Nel suo ultimo saggio, “Il labirinto di Narciso. Sade e Nietzsche nei simulacri di Pierre Klossowski” (Moretti&Vitali), Guido Brivio − studioso di estetica e pratiche filosofiche, che svolge la sua attività d’insegnamento e ricerca presso l’Università di Torino − vede giusto presente nell’eccentrico intellettuale francese novecentesco (erede, ad avviso dell’autore, sia della tradizione platonica: per cui la verità prescinde da ogni codice/paradigma, sia della cosiddetta svolta linguistica: per la quale verità e linguaggio coincidono) il dramma dell’uomo tardo moderno, ossia: “la crisi della rappresentazione, la dissoluzione dell’individuo nell’immagine così come nel gioco della coppia senza originale”. Nell’ottica di Klossowski il pensiero è dunque pensiero del simulacro ed il filosofo sadiano risulta scellerato in quanto accetta di essere lo specchio di certe “intensità” e di costituire con la propria parola/scrittura una mera rappresentazione, riducendosi pertanto egli stesso a simulacro.
Sade però aspira a incarnare al contempo un “contro-codice” che esprima l’irriducibilità propria della perversione, da considerarsi anormalità solo in quanto ribellione nei confronti di ogni norma regolativa (comportamentale o concettuale). Anzi la passione perversa sadiana, essendo irrazionale o meglio pre-razionale, secondo Klossowski risulterebbe anteriore a ogni codificazione logica ed esprimerebbe l’appartenenza al caotico ed extramorale ambito divino-dionisiaco, del tutto altro rispetto al Dio giudaico-cristiano: creatore del cosmo e dell’etica, cui l’anarchico Sade si contrappone strenuamente.
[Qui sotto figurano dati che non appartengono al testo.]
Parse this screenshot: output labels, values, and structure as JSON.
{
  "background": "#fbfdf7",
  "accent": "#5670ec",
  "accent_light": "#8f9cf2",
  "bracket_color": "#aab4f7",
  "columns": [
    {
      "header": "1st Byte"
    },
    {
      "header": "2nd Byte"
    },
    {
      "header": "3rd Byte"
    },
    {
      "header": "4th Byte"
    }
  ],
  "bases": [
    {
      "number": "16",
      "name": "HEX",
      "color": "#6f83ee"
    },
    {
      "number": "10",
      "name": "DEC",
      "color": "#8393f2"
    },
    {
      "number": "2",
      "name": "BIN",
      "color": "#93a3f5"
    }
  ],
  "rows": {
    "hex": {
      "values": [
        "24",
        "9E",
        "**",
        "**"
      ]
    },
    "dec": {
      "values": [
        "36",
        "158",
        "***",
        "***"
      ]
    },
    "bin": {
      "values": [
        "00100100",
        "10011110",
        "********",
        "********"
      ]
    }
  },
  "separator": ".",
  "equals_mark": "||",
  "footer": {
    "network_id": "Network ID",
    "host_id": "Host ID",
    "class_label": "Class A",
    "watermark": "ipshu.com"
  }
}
Nondimeno, sottolinea condivisibilmente Brivio: “Ogni volta che si slancia in avanti per distruggere il codice, la perversione non fa che ricadere all’indietro confermando quel codice stesso”. In conseguenza di ciò, come il/ogni linguaggio non può evadere dalla rappresentatività entro cui è costretto a declinarsi, così la/ogni perversione si realizza solo trasgredendo la norma, ovvero riproducendo una sorta di paradossale ma codificata anti-norma.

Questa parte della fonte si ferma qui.